Basında yozlaşma neden artıyor?
Basın hizmeti, yarı kamusal bir hizmettir. Yani ayakkabı veya ceket dikmek gibi yalnızca giyenleri ilgilenirden bir terzi hizmeti değil. Gazete sahibini fakir veya zengin eder... Ancak daha önemlisi, toplumu iyi veya kötüye yönlendirir. Topluma yararlı olur... Veya zararlı olur.
Basının topluma zarar vermesi, yasalarla veya oto kontrol yoluyla önlenir. Yasaların getirdiği kontrol, çağdaş dünyada tepki çekiyor. En doğrusu basının kendi içinde, oto kontrol yoluyla kendi kendisini kontrol etmesidir.
Birkaç gündür basında bu oto kontrolün farklı bir şeklini gördük...
Kendi ağzından oto sansürünün zayıf olduğunu, ahmak, dangalak, eşek kelimelerini sık kullandığını, zekâ seviyesi düşük insanlara ’Ahmaklar’dediğini belirten bir köşe yazarı hakkında dışkılı bir karikatür çıktı. Bu köşe yazarı karikatür yayınlandıktan sonra, küfürlü yazmaya tövbe ediyorum, diyor.
Bu örnek, basında oto sansürün iyi bir
örneğidir.
Öte yandan basının yarı kamusal bir hizmet olması da yine, gerek medya sahibinin ve
gerekse yazanların ve yorum yapanların
gazetede istedikleri gibi at oynatmalarını
engellemelidir.
1988 yılında satılan Günaydın gazetesi ile birlikte çok sayıda gazete ve dergi yayınlanırdı. O yıllarda, Türkiye de basının yüzde 41’i Günaydın grubunda çıkardı. 1984 - 1985 yıllarında Günaydının tirajı bir milyondu. Bu gün halen bu tiraja ulaşan gazete olmadı. Kimse, bu grubun o zamanki sahibinin resmini veya ailesine ait resim ve haberi Günaydın gazetesinde göremezdi. Bu hususu bir kaza olmasın diye gazete sahibi özellikle tembih ederdi.

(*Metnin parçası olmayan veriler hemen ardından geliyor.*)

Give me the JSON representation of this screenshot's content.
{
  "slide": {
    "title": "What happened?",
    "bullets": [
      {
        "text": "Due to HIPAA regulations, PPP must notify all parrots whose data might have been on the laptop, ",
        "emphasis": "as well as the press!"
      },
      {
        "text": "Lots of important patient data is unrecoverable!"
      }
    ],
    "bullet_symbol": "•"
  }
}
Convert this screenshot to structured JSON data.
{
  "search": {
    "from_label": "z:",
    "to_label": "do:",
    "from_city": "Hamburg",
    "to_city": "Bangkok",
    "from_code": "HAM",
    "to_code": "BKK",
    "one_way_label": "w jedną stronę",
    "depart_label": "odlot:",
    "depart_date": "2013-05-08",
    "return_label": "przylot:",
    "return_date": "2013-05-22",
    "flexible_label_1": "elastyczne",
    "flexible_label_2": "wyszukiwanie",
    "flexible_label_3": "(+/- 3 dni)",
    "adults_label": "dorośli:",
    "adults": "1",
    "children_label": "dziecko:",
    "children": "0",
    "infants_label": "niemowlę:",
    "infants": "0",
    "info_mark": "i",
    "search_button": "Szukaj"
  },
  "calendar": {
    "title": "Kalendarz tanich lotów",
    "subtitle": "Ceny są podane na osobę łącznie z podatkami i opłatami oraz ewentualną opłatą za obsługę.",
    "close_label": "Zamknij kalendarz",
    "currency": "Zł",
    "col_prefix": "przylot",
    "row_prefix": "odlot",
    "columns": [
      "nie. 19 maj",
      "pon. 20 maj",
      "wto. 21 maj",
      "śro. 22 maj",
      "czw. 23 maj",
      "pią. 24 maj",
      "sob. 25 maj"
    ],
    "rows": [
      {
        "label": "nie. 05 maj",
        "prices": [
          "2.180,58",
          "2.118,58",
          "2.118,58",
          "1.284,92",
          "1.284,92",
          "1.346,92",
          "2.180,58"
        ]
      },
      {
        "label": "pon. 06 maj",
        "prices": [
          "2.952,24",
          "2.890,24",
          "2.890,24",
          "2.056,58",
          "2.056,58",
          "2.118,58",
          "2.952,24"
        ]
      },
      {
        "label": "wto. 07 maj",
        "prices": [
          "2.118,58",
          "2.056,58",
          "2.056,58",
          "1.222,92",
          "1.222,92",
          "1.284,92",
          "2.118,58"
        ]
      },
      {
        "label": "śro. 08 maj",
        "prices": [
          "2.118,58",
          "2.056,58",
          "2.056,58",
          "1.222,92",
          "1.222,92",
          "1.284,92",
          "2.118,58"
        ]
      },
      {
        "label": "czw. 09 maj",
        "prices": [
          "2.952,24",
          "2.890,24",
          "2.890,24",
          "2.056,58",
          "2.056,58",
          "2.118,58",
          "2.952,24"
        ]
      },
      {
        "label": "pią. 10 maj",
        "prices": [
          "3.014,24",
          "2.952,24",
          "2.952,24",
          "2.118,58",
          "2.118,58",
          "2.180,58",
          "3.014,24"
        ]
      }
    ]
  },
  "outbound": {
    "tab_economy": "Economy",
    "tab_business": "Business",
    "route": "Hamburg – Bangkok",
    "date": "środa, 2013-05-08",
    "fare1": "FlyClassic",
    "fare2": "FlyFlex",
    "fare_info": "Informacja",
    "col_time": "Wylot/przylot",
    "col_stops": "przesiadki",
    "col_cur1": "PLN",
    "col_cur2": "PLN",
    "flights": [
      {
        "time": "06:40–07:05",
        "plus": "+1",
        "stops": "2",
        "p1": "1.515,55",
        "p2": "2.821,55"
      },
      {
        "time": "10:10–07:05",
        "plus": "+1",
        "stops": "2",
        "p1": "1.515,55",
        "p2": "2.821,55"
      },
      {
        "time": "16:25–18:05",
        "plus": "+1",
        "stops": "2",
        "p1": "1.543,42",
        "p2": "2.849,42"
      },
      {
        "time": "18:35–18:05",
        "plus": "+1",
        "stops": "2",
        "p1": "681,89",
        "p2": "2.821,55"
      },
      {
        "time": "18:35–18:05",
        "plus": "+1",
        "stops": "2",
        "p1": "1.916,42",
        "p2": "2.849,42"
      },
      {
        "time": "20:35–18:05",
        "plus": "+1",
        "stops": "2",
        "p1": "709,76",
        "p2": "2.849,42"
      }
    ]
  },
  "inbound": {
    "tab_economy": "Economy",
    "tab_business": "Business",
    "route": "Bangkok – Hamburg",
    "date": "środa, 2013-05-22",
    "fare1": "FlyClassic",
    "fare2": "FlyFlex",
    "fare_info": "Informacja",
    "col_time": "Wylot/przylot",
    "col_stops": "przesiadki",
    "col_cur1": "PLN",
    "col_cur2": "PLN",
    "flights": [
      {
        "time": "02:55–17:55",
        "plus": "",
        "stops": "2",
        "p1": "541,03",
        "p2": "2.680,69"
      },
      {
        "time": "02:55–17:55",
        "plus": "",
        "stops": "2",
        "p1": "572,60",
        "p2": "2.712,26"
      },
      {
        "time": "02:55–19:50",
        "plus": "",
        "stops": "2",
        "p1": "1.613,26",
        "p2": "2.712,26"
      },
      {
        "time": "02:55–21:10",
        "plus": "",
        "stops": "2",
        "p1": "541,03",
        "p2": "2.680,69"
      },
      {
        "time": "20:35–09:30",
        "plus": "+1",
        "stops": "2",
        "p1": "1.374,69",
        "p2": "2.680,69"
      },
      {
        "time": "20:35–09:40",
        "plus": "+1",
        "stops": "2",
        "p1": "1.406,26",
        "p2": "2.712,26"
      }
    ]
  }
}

Ayrıca, o yıllarda gazete patronları, bu gazeteleri başka işler yapmak için bir araç olarak kullanmazdı. Bu gün ihalelerde ve hükümetle olan ilişkilerde kullanmak için medya sahibi olanlar çoğunluktadır.
Bu nedenlerledir ki, medya sahipleri hakkında her zaman spekülasyon yapılıyor.
Öte yandan birçok köşe yazarı, kullandıkları köşeyi, diğer insanlara saldırı köşesi olarak kullanıyor. Aynı şekilde bazı köşe yazarları bir biri ile kavga için bu köşeleri arena haline getiriyorlar. İki köşe yazarının kavgası hem başkalarını ilgilendirmez... Hem de toplum için kötü örnek olur. Yani basının toplumsal zararı ortaya çıkar.
Yine yazan ve çizenler için bu gazete ve dergiler, özel duyguları tatmin alanı olmamalıdır. Medya güçlü bir silahtır. Bu silahı topluma zarar verecek şekilde ve yalnızca kendi kavgaları ve hedefleri için kullananlar, eninde sonunda bu silahın ters teptiğini göreceklerdir.
Dünyada her şey denge üstüne kurulmuştur. Doğada denge bozulunca deprem olur... Kıtlık olur. İnsan dengesi bozulunca, hastalık gelir. Basında denge bozulursa, olacak depremin altında önce bu dengeyi bozanlar
kalacaktır.
Özetle, bu gibi uygulamalar basını gerçek özelliklerinden uzaklaştırmış Yani yozlaştırmıştır.
Siyasi iktidarlar, zaman zaman basını kontrol ederek, zaman zaman basına ve yazan- çizene çıkar sağlayarak, basının yozlaşmasına neden olmuşlardır.
Bu iktidarların hiçbiri basın sektörüne AKP kadar zarar verememiştir. AKP zorla veya doğrudan yandaşlarına medya kurdurarak, gazete satın alarak, basını yozlaşma ötesinde dejenere etmiştir.
Bunun içindir ki, gazete tirajları bir türlü artmıyor. TÜİK’in rakamlarına göre 2009 yılında gazete ve dergilerin tirajı 2008 yılına göre
% 15 azalmıştır.
Bu gün gazetelerin toplam satışı, ortalama 4.5 milyondur. Yani 16 kişiye bir gazete düşmektedir.